Des plasmides aux humains

Peu de temps après, en 2010, Marraffini est arrivé à Rockefeller et a lancé le Laboratoire de Bactériologie, où il a commencé à tester si un système CRISPR pouvait effectivement fonctionner en dehors de son contexte d’origine. Inspiré par Oswald Avery, le chercheur de Rockefeller qui a prouvé que l’ADN est porteur de matériel génétique en utilisant une souche de Streptococcus pneumoniae, Marraffini a coupé le système CRISPR – ainsi que sa protéine d’observation très importante, Cas9 – d’une souche apparentée, Streptococcus pyogenes, et l’a inséré dans S. pneumoniae, qui manquait de système de défense. C’est au sein de cet organisme modifié qu’il a programmé pour la première fois Cas9 pour repérer et découper toute séquence d’ADN ciblée.

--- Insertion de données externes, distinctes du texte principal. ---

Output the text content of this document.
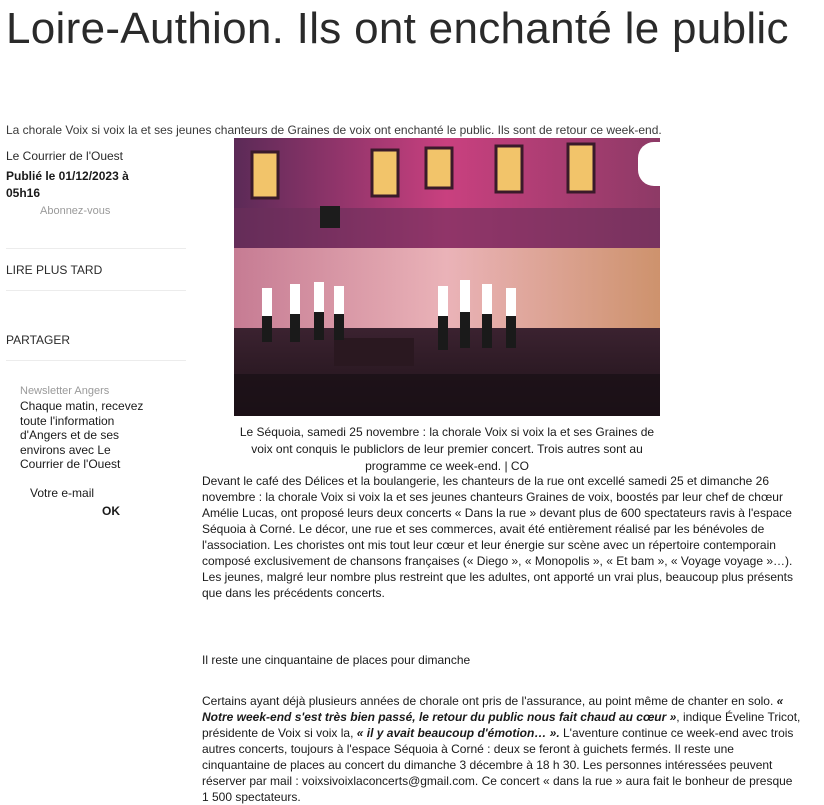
Loire-Authion. Ils ont enchanté le public

La chorale Voix si voix la et ses jeunes chanteurs de Graines de voix ont enchanté le public. Ils sont de retour ce week-end.

Le Courrier de l'Ouest
Publié le 01/12/2023 à 05h16
Abonnez-vous
LIRE PLUS TARD
PARTAGER
Newsletter Angers

Chaque matin, recevez toute l'information d'Angers et de ses environs avec Le Courrier de l'Ouest

Votre e-mail
OK

Le Séquoia, samedi 25 novembre : la chorale Voix si voix la et ses Graines de voix ont conquis le publiclors de leur premier concert. Trois autres sont au programme ce week-end. | CO

Devant le café des Délices et la boulangerie, les chanteurs de la rue ont excellé samedi 25 et dimanche 26 novembre : la chorale Voix si voix la et ses jeunes chanteurs Graines de voix, boostés par leur chef de chœur Amélie Lucas, ont proposé leurs deux concerts « Dans la rue » devant plus de 600 spectateurs ravis à l'espace Séquoia à Corné. Le décor, une rue et ses commerces, avait été entièrement réalisé par les bénévoles de l'association. Les choristes ont mis tout leur cœur et leur énergie sur scène avec un répertoire contemporain composé exclusivement de chansons françaises (« Diego », « Monopolis », « Et bam », « Voyage voyage »…). Les jeunes, malgré leur nombre plus restreint que les adultes, ont apporté un vrai plus, beaucoup plus présents que dans les précédents concerts.

Il reste une cinquantaine de places pour dimanche

Certains ayant déjà plusieurs années de chorale ont pris de l'assurance, au point même de chanter en solo. « Notre week-end s'est très bien passé, le retour du public nous fait chaud au cœur », indique Éveline Tricot, présidente de Voix si voix la, « il y avait beaucoup d'émotion… ». L'aventure continue ce week-end avec trois autres concerts, toujours à l'espace Séquoia à Corné : deux se feront à guichets fermés. Il reste une cinquantaine de places au concert du dimanche 3 décembre à 18 h 30. Les personnes intéressées peuvent réserver par mail : voixsivoixlaconcerts@gmail.com. Ce concert « dans la rue » aura fait le bonheur de presque 1 500 spectateurs.
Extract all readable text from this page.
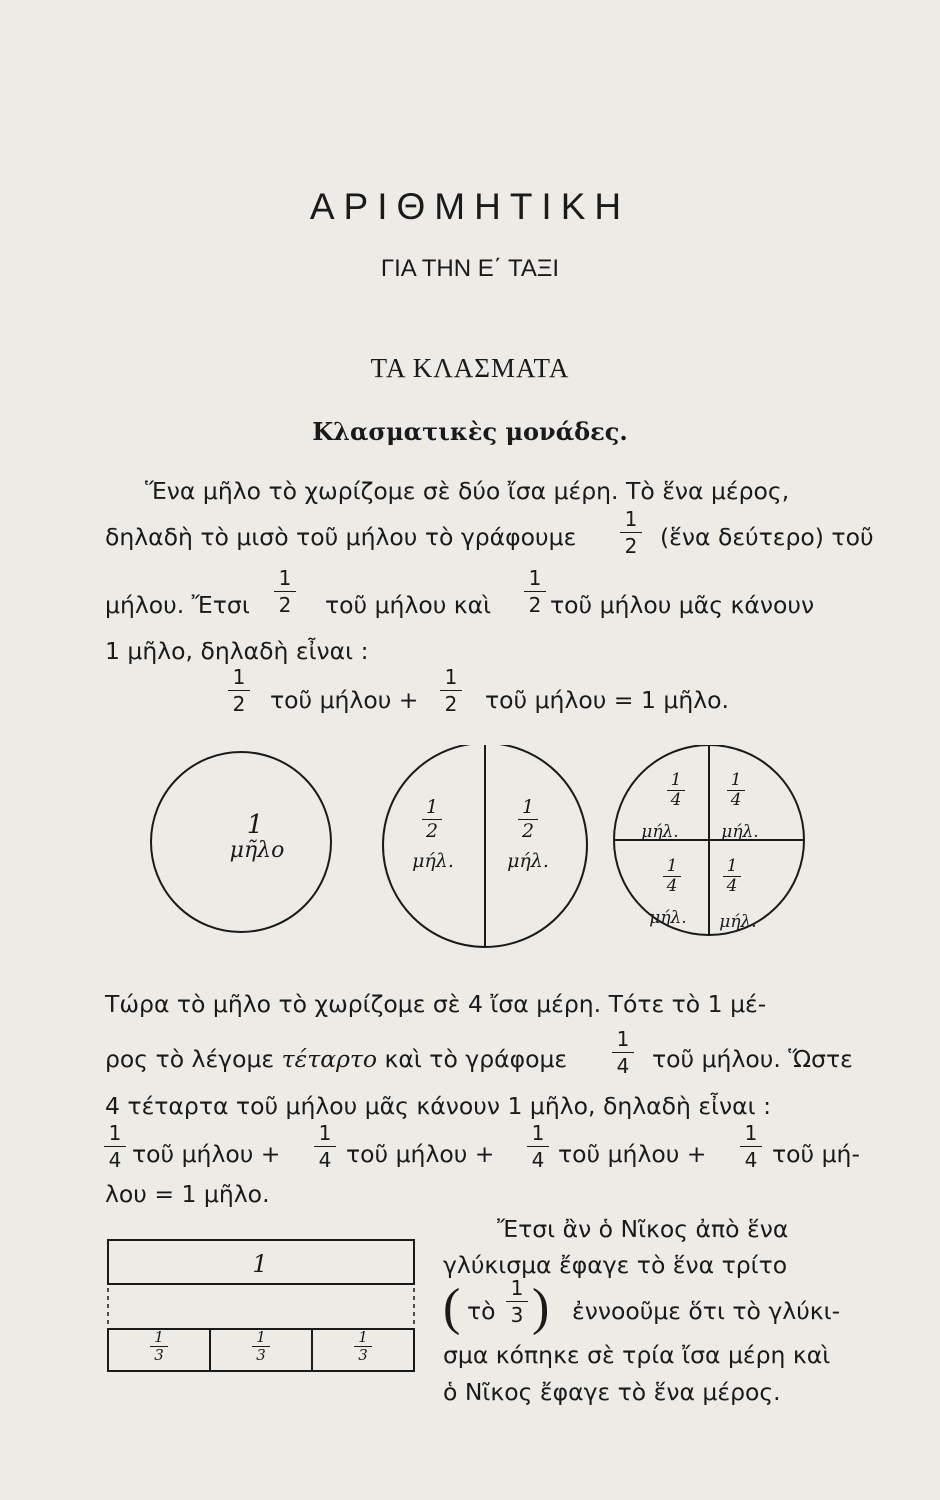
ΑΡΙΘΜΗΤΙΚΗ
ΓΙΑ ΤΗΝ Ε΄ ΤΑΞΙ
ΤΑ ΚΛΑΣΜΑΤΑ
Κλασματικὲς μονάδες.
Ἕνα μῆλο τὸ χωρίζομε σὲ δύο ἴσα μέρη. Τὸ ἕνα μέρος,
δηλαδὴ τὸ μισὸ τοῦ μήλου τὸ γράφουμε
1
2 (ἕνα δεύτερο) τοῦ
μήλου. Ἔτσι
1
2 τοῦ μήλου καὶ
1
2 τοῦ μήλου μᾶς κάνουν
1 μῆλο, δηλαδὴ εἶναι :
1
2 τοῦ μήλου +
1
2 τοῦ μήλου = 1 μῆλο.
1
μῆλο
1
2
μήλ.
1
2
μήλ.
1
4
μήλ.
1
4
μήλ.
1
4
μήλ.
1
4
μήλ.
Τώρα τὸ μῆλο τὸ χωρίζομε σὲ 4 ἴσα μέρη. Τότε τὸ 1 μέ-
ρος τὸ λέγομε τέταρτο καὶ τὸ γράφομε
1
4 τοῦ μήλου. Ὥστε
4 τέταρτα τοῦ μήλου μᾶς κάνουν 1 μῆλο, δηλαδὴ εἶναι :
1
4 τοῦ μήλου +
1
4 τοῦ μήλου +
1
4 τοῦ μήλου +
1
4 τοῦ μή-
λου = 1 μῆλο.
1
1
3
1
3
1
3
Ἔτσι ἂν ὁ Νῖκος ἀπὸ ἕνα
γλύκισμα ἔφαγε τὸ ἕνα τρίτο
( τὸ
1
3 ) ἐννοοῦμε ὅτι τὸ γλύκι-
σμα κόπηκε σὲ τρία ἴσα μέρη καὶ
ὁ Νῖκος ἔφαγε τὸ ἕνα μέρος.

En 2012, les futures lauréates du prix Nobel Jennifer Doudna et Emmanuelle Charpentier ont clivé l’ADN avec Cas9 dans un tube à essai. Un an plus tard, dans le cadre d’une collaboration fondamentale avec Feng Zhang du Broad Institute, Marraffini a montré qu’il était possible de faire la même chose avec des cellules humaines. Des chercheurs d’autres institutions, dont George Church de Harvard, qui avait développé la première méthode de séquençage génomique direct en 1984, parvenaient à des conclusions similaires.

Depuis lors, Marraffini a continué à faire des découvertes pionnières sur le fonctionnement des différents systèmes CRISPR-Cas, parfois en collaboration avec d’autres laboratoires Rockefeller. Six types et 19 sous-types ont été découverts. Compte tenu de l’extraordinaire diversité des bactéries – et des phages, qui peuvent être 10 fois plus nombreux que les espèces bactériennes – il est probable que d’autres types soient identifiés. Certains de ces systèmes coupent l’ADN des phages ou des plasmides, d’autres l’ARN et d’autres encore une combinaison. Certains n’attaquent pas directement l’envahisseur, mais déclenchent plutôt une mission kamikaze qui détruit la cellule et le phage qui l’accompagne, comme le laboratoire de Marraffini l’a récemment découvert dans une variante.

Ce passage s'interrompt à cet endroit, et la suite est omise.